Yerel Sanatçı ve Emek Adaleti
Kamusal bütçe, yerel sanatçıların ve teknik emekçilerin adil ücretlendirilmesi olmadan “kültür” üretemez. Gönüllülük kutsanıp emek görünmez kılındığında, kamusal etkinlik bedelsiz iş düzenine dönüşür. Ücret tarifeleri, sözleşme örnekleri ve ödeme takvimi şeffaf yayınlanmalı.

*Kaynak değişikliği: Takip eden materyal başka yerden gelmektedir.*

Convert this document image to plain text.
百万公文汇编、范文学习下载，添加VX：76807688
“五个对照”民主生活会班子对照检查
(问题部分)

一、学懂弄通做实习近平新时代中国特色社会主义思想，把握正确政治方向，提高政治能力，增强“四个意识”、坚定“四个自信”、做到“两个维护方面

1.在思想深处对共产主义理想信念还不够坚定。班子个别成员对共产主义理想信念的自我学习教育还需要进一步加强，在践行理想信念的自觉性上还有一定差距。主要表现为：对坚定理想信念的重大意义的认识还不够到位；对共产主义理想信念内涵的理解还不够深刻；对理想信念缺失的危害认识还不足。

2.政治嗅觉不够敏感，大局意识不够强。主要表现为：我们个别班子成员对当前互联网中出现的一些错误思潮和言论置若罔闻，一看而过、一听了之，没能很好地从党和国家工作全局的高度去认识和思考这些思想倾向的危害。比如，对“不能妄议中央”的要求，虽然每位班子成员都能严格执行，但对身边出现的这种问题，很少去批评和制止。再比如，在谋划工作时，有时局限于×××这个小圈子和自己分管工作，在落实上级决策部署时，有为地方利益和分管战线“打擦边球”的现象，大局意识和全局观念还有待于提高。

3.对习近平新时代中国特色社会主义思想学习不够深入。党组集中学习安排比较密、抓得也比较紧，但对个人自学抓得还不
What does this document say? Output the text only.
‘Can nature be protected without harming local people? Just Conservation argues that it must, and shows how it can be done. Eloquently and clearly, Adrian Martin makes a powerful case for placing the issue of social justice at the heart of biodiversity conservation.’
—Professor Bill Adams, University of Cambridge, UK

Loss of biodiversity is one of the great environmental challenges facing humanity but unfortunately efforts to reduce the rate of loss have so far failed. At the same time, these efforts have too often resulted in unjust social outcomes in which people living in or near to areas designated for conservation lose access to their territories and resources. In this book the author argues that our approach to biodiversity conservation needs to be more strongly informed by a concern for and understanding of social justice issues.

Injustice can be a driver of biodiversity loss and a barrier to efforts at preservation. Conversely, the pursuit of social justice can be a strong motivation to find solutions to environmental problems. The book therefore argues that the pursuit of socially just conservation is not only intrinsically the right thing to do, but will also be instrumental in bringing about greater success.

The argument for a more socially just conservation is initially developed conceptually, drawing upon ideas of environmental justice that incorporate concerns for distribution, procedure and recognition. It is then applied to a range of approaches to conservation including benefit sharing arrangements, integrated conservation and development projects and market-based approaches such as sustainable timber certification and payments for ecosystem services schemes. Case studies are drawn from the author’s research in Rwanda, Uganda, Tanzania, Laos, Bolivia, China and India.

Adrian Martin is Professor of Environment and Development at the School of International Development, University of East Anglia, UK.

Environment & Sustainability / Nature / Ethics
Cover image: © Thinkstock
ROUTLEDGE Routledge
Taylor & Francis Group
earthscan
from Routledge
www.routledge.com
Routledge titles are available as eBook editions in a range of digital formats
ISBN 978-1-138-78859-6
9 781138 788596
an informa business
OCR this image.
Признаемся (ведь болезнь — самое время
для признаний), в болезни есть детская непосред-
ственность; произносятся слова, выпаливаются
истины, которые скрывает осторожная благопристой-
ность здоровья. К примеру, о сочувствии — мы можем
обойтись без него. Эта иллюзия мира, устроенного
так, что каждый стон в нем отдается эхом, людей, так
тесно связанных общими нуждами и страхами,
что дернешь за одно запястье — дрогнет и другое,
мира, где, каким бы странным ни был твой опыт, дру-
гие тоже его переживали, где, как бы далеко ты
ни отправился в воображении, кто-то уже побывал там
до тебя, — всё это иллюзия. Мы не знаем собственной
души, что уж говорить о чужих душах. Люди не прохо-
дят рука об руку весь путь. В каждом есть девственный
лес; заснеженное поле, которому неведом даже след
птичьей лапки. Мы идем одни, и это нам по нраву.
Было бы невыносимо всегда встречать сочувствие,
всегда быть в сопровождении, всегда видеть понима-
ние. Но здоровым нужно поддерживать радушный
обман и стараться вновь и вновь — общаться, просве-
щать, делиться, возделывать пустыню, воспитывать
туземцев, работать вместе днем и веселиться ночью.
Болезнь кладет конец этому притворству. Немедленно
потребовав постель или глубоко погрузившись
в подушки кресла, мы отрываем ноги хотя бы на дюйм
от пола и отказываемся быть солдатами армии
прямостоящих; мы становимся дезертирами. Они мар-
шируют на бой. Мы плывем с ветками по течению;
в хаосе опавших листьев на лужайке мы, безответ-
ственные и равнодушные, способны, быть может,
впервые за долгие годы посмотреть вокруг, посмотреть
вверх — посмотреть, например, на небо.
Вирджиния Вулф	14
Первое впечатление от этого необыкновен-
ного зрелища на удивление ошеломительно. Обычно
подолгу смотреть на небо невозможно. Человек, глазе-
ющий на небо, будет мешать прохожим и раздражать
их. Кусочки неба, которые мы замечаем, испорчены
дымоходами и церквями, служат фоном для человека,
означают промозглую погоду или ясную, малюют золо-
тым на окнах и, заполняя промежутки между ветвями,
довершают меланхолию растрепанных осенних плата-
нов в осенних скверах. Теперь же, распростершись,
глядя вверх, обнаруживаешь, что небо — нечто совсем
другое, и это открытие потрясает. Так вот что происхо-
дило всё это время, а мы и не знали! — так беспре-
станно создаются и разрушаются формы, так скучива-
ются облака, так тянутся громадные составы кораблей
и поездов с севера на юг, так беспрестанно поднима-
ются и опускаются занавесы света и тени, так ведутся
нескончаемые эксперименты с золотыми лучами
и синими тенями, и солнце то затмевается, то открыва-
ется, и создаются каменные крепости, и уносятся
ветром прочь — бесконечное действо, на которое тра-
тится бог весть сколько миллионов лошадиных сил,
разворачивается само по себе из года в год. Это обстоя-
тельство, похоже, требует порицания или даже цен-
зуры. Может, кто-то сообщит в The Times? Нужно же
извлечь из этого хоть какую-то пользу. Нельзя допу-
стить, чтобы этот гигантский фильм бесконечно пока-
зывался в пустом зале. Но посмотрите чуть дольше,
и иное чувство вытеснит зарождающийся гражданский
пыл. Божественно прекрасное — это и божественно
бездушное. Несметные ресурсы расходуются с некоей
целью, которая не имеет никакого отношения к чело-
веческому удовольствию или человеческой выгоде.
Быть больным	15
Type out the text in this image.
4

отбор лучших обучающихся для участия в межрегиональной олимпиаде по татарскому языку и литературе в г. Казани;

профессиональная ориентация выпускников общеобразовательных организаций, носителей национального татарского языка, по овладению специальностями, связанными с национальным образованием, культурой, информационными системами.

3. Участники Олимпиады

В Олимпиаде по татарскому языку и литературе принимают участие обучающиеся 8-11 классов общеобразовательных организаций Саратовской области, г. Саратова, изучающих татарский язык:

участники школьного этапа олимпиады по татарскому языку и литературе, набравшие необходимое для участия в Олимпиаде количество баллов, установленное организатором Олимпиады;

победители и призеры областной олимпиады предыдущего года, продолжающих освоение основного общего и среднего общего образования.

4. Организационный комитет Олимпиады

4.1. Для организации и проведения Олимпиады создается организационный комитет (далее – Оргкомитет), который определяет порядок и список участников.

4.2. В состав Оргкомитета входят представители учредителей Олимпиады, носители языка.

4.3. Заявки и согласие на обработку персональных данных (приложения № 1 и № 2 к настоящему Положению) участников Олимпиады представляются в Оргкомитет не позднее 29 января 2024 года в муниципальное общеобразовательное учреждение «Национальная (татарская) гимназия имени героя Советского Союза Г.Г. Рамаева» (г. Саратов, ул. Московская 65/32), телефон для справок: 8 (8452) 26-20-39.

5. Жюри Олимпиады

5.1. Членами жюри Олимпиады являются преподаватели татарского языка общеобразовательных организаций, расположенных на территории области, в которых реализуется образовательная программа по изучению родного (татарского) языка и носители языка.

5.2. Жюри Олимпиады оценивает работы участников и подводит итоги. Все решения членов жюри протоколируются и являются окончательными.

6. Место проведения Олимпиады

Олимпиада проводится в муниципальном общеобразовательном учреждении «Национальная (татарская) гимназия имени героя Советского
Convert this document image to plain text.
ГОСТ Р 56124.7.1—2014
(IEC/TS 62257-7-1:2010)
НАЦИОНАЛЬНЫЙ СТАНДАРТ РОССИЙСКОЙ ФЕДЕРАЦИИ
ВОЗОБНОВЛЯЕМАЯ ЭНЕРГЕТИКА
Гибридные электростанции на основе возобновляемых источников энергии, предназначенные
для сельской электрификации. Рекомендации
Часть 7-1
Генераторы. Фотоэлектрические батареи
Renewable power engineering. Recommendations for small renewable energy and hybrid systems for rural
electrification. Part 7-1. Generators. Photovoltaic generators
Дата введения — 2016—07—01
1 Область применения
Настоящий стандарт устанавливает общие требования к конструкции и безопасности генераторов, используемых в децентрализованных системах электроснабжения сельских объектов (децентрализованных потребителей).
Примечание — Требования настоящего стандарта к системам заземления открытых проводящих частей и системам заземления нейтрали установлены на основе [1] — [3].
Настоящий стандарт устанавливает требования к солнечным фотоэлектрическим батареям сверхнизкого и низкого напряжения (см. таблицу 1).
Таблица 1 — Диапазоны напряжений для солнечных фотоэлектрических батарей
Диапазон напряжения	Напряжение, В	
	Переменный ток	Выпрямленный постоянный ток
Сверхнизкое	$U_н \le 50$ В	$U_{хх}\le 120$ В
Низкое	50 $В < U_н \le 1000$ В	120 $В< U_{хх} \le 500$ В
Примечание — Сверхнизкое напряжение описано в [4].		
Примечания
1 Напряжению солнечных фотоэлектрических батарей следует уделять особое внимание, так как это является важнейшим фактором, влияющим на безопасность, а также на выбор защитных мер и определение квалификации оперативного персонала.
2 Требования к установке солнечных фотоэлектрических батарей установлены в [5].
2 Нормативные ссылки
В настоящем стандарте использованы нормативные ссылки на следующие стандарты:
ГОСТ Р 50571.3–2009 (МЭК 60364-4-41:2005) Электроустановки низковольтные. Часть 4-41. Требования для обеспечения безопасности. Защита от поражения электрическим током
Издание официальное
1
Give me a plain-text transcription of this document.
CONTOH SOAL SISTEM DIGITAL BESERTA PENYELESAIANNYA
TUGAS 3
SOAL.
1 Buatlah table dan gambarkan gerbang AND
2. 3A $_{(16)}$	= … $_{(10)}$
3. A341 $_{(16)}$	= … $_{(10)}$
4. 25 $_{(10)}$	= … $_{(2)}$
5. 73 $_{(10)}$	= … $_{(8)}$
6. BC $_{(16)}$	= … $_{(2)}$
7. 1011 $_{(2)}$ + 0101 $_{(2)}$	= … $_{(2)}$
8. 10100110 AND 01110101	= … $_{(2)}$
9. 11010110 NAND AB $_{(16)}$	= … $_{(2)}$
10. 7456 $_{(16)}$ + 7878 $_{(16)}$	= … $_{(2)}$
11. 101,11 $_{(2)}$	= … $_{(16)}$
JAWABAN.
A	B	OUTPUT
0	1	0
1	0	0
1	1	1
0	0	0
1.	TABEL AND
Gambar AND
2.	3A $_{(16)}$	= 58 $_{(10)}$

Son Söz: Meydan Gerçekten Kimin?
Kamusal etkinlik, bir fotoğraf karesi değil, kolektif bir süreçtir. Eğer süreç kapalıysa, etkinlik kamusal değildir; yalnızca kamusal mekânda yapılmıştır. O yüzden asıl soru şudur: Meydan kimin? Eğer cevap “hepimizin” ise, o “hepimiz” organizasyon tablosunda, bütçe dökümünde, sahnede, raporda ve sonuçta görünür olmalı. Aksi hâlde, vitrin parlar; biz ise camın dışından bakarız. Buna razı mıyız, yoksa gerçekten bize ait bir kamusallığı ısrarla kuracak mıyız?